- Born: March 9, 1902 Vienna, Austria-Hungary
- Died: February 11, 1995 (aged 92) Graz, Austria
- Education: Technical University Vienna Kaiser Wilhelm Institute
- Known for: small-angle X-ray scattering
- Scientific career
- Institutions: University of Vienna Kaiser Wilhelm Institute Czech Technical University in Prague University of Graz
- Doctoral advisor: Reginald Oliver Herzog
- Other academic advisors: Herman Francis Mark
- Doctoral students: Günther Porod Hellmut Fischmeister

= Otto Kratky =

Austrian physicist (1902 – 1995)

Otto Kratky (/de/; born 9 March 1902 in Vienna – died 11 February 1995 in Graz) was an Austrian physicist. He is best known for his contribution to the small-angle X-ray scattering method, for the Kratky plot, and for the invention of the density metering using the oscillating u-tube principle. The worm-like chain model in polymer physics, introduced with Günther Porod in a 1949 paper, is also named the Kratky–Porod model.

== Education and career ==
Otto Kratky was born in Vienna as the son of the painter Rudolf Kratky. After graduating from high school, he studied chemistry at the Technical University Vienna and completed his studies in 1929 with a doctorate. After completing his university education, he became an assistant at the Kaiser Wilhelm Institute in Berlin-Dahlem in 1928, a position he held until 1933. He then worked as a university lecturer at the University of Vienna until he returned to the Institute for Physical Chemistry and Electrochemistry of the Kaiser Wilhelm Institute in Berlin in 1937 as the head of the X-ray department. From 1940 to 1943 he was a civil servant. He became a full professor at the Czech Technical University in Prague and from 1943 to 1945 head of the institute for physical chemistry there.

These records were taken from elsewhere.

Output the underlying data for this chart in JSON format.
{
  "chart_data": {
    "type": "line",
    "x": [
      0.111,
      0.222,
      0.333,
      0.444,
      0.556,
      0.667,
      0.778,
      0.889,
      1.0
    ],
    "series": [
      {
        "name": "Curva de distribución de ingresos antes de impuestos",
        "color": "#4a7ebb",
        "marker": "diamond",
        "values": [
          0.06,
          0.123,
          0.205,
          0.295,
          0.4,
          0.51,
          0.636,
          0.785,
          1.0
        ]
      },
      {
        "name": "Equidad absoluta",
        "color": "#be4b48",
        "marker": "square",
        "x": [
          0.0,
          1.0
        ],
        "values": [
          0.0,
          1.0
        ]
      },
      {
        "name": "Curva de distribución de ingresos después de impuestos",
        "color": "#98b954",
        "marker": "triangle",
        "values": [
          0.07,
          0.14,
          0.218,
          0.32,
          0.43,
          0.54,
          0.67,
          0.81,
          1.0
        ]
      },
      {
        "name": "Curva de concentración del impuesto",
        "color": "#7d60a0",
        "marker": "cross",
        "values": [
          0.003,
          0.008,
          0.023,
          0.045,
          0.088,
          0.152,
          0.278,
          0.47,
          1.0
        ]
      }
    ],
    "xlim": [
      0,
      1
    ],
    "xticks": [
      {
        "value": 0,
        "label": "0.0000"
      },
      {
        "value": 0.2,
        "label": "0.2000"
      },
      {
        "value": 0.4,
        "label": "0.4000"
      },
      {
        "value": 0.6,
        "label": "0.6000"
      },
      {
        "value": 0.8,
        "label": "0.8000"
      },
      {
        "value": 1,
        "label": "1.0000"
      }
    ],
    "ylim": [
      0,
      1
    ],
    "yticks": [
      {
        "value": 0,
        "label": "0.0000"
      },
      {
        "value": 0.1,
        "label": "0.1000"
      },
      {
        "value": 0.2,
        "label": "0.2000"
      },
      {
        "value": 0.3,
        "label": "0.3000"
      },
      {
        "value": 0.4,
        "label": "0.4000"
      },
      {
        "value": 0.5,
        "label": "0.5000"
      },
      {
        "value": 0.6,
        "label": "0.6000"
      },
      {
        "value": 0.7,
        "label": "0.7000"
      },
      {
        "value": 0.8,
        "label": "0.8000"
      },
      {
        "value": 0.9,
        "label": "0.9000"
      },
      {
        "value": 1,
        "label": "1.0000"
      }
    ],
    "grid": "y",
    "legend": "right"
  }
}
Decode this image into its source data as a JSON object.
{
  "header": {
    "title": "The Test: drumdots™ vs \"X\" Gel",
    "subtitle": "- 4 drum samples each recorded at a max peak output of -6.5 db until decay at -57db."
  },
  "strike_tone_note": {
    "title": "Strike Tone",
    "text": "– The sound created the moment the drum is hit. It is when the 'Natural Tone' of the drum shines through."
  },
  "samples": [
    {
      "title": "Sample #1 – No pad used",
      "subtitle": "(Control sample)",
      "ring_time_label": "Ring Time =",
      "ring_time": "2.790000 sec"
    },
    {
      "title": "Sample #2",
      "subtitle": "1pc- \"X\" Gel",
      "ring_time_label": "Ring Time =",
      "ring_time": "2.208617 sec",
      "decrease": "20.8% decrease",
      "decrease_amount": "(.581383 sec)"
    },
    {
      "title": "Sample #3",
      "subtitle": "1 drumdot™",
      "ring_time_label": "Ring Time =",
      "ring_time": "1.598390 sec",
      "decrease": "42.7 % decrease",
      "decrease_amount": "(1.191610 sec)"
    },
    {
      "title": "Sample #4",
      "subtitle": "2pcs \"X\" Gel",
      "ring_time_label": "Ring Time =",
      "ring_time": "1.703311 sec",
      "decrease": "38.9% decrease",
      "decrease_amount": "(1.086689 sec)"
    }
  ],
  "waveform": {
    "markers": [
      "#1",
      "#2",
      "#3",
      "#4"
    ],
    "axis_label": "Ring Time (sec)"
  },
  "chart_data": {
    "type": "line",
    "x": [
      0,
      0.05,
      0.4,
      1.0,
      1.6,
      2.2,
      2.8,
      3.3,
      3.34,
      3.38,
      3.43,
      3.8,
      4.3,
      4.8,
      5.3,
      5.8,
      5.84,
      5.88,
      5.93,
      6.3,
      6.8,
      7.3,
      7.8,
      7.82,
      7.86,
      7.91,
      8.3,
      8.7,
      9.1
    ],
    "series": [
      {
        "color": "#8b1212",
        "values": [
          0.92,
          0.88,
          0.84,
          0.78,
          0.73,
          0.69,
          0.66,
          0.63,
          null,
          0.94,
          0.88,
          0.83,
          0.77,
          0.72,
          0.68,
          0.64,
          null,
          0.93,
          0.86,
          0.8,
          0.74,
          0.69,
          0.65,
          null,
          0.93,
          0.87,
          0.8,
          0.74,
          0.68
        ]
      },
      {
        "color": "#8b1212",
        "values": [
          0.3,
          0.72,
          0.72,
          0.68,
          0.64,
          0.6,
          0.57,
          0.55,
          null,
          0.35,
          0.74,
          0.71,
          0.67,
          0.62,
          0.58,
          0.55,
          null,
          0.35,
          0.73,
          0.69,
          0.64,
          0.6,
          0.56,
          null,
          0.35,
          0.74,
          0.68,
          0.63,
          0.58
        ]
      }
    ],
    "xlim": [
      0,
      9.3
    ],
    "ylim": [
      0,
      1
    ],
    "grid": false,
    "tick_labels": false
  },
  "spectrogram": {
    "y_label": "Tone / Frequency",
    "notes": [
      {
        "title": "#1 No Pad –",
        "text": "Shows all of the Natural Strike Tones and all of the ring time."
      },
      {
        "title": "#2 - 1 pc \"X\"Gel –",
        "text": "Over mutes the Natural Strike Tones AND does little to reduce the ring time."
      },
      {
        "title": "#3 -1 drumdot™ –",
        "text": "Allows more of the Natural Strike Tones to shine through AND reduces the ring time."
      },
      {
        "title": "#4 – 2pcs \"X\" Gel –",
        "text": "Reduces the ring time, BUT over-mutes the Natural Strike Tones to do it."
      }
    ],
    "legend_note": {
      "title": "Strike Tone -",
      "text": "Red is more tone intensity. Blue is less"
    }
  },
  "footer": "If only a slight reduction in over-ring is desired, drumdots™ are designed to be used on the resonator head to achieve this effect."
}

From 1946 to 1972, Kratky was a professor at the University of Graz Institute for Physical Chemistry. In 1956/57 he served as rector of the university.

== Honors and awards ==
In 1936, Kratky won the Haitinger Prize of the Austrian Academy of Sciences. In 1985 he was elected to the German order Pour le Mérite. Kratky was awarded the Erwin Schrödinger Prize by the Austrian Academy of Sciences in 1964,
the Wilhelm Exner Medal in 1970,
and the Gregori Aminoff Prize in 1987.